Apologies if this has been asked before, and for its complete simpleness.
i have started to read the CUDA programmers guide, and have some very basic questions :
Section 2.1 describes kernels - which seem to be basic C functions. When this code on swection 2.1 is invoked rather than N iterations, there will be 1 (one) iteration multiplied by N to achieve a result ina pporx 1/N th amount of time ?.
Section 2.1 states that a calculation is divided in N threads which i would assume is as in 1 (one) above N calculations being processed at the same time. In the code example, the “threadIdx” is declared, and in section 2.2 “threadIdx” are arranged into blocks. Is it correct that a block is just the collection of threads ?, and you do not have to worry how they system implements these blocks when programming ?
Section 2.2 then continues to state that 1, 2 and 3 dimensional blocks have thread indexes ID calculated using the rules as per the text.
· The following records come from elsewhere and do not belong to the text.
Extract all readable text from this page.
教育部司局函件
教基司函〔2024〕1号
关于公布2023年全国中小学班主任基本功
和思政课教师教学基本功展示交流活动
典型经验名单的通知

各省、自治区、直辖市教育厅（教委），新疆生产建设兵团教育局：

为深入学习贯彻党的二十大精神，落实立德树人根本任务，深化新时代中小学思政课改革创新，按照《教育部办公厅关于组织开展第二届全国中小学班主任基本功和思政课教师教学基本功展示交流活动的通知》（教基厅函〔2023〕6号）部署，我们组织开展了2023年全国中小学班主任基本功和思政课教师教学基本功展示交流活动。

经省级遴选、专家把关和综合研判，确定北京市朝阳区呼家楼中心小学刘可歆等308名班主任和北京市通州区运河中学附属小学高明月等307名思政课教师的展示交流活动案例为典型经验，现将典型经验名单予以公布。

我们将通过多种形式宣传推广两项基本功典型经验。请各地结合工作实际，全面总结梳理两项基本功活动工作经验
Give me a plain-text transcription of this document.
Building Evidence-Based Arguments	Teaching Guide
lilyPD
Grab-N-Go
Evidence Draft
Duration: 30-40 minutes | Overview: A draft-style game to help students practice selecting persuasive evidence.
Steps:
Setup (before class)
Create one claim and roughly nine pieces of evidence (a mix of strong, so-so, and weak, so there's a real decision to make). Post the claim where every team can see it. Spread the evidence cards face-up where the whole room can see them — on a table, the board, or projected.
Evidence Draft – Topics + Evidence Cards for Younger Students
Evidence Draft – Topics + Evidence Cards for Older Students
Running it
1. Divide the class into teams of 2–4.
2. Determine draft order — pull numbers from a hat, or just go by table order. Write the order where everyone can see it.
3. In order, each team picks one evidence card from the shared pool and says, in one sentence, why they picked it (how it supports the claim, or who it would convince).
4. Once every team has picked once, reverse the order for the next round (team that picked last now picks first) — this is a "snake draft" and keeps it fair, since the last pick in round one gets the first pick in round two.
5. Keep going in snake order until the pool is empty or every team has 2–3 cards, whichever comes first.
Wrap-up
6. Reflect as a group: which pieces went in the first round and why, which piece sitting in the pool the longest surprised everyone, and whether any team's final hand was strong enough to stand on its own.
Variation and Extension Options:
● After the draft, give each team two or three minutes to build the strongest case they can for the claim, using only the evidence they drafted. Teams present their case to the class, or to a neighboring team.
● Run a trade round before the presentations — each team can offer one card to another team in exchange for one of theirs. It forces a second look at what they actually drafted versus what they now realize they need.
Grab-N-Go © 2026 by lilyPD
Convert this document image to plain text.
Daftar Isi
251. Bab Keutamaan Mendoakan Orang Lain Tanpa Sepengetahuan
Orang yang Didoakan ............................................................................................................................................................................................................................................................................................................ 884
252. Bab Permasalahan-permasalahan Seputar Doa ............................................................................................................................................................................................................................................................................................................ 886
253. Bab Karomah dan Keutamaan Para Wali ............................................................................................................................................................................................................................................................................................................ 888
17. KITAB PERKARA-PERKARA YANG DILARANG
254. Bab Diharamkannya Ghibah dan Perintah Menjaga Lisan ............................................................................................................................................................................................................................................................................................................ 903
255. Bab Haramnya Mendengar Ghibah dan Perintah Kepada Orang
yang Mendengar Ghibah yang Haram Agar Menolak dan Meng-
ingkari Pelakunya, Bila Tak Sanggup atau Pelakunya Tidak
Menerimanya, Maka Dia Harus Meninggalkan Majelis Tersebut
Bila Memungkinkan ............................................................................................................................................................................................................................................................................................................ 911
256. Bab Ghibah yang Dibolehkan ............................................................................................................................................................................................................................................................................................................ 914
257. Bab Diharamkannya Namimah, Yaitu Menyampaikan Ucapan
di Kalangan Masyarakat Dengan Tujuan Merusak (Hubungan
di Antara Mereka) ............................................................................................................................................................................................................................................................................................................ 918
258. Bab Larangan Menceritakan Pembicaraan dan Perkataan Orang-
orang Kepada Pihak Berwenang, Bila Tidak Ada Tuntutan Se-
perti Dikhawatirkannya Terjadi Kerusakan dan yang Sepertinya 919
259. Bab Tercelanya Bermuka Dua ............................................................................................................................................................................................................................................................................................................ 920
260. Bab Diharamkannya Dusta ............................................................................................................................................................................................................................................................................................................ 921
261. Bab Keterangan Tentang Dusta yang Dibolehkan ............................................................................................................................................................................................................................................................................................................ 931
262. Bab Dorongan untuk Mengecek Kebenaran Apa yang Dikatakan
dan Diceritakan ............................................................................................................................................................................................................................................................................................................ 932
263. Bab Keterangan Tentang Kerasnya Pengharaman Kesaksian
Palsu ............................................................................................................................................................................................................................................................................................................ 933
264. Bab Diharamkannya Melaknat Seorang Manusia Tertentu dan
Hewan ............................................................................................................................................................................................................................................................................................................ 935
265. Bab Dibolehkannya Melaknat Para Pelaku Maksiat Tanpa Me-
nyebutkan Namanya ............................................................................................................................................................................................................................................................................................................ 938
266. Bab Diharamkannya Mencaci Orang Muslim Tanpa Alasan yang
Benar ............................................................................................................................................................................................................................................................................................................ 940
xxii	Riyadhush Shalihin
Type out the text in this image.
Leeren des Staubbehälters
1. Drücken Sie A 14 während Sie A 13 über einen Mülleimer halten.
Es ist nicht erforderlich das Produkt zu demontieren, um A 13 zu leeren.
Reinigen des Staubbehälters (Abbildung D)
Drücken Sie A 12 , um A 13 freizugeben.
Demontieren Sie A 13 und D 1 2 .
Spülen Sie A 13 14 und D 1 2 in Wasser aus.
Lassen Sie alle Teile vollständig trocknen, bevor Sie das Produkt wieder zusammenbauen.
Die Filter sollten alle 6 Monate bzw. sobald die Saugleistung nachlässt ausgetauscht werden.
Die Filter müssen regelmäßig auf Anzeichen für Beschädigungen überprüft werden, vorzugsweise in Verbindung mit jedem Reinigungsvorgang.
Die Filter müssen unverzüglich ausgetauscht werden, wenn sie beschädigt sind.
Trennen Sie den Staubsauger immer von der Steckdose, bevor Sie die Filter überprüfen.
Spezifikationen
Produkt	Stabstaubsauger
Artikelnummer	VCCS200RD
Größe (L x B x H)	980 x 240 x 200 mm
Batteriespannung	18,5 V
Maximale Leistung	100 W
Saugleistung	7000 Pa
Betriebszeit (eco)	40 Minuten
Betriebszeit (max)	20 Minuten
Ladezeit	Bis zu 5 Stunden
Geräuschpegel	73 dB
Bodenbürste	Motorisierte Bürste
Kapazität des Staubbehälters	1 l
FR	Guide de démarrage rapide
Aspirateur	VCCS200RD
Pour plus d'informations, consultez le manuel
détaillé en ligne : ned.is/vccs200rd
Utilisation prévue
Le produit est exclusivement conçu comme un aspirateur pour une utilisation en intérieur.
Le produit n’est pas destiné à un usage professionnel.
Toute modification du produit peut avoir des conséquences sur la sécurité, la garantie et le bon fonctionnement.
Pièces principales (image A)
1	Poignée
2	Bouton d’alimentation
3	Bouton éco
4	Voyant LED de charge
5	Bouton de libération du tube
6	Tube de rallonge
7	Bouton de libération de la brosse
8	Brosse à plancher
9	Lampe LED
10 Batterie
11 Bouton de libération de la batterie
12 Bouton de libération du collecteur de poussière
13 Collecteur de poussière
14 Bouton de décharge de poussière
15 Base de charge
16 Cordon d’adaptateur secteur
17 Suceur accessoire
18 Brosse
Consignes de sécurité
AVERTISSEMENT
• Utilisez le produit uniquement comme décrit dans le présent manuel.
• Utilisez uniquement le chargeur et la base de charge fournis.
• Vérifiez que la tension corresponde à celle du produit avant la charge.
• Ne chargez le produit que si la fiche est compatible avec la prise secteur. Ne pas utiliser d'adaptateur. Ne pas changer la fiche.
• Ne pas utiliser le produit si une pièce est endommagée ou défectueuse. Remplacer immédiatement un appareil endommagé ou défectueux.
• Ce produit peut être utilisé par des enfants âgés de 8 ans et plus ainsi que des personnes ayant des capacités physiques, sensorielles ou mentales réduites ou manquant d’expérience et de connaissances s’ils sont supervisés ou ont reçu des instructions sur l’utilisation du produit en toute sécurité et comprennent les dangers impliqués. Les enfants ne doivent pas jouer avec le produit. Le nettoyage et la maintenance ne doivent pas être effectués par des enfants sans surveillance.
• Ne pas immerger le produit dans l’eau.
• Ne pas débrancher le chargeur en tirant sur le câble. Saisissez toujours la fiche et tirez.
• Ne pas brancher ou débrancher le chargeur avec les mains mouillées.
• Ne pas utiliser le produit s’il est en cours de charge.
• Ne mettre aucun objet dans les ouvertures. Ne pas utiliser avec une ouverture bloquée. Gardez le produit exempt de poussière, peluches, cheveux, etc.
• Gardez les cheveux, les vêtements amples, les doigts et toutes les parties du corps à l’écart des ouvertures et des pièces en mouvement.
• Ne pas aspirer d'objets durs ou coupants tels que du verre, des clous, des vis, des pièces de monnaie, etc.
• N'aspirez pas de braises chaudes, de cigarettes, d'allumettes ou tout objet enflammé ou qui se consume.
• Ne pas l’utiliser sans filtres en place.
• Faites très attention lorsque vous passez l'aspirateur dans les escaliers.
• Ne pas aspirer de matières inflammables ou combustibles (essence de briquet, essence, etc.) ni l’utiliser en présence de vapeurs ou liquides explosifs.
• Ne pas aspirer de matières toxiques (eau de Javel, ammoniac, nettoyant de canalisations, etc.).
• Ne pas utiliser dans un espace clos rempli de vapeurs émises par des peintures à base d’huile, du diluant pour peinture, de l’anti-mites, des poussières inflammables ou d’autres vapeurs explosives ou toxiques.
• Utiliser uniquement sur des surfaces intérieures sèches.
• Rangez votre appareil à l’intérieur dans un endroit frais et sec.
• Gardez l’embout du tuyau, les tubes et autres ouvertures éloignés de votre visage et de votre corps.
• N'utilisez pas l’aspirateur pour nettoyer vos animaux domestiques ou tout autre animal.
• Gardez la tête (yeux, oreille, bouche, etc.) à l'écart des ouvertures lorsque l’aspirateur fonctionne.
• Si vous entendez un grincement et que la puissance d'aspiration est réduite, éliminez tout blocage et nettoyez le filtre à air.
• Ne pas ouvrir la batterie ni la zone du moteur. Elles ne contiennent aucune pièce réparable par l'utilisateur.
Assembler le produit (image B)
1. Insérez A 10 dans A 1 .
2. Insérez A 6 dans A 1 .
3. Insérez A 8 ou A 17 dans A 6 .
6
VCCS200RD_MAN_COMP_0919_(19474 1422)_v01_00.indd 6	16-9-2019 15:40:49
Is it important to determine the thread index ID and would it be necessary to use this programming - basically is it rarely used, or something that will be used often ?.
Apologies for the basic and perhaps unusual questions - i just want to make sure that i remember the important areas before reading the document further. thanks.
__global__ void VecAdd(float* A, float* B, float* C, int M)
{
int i = threadIdx.x;
if ( i < M )
C[i] = A[i] + B[i];
}
}
int main()
{
// Kernel invocation
VecAdd<<<1, N>>>(A, B, C, M);
}
Thanks - i understand the syntax of what is being stated - that N is the number of threads in a block, but just wanted to make sure that all the N threads are calculated at the same time.
Further, the question i have is whether the threadIdx is ever used to manipulate data, or as per the example, it is just used to apply the mathematical operation in the kernel. ?
If N is a small number = 20, i assume that there are enough cores to run all calculations in paralell - but if N = 1000, then this may not be the case- graphics card dependent.
So i can use threadIdx to target a specific calculation/element - is this the correct way to view threadIdx, as an element or a calculation instance ?.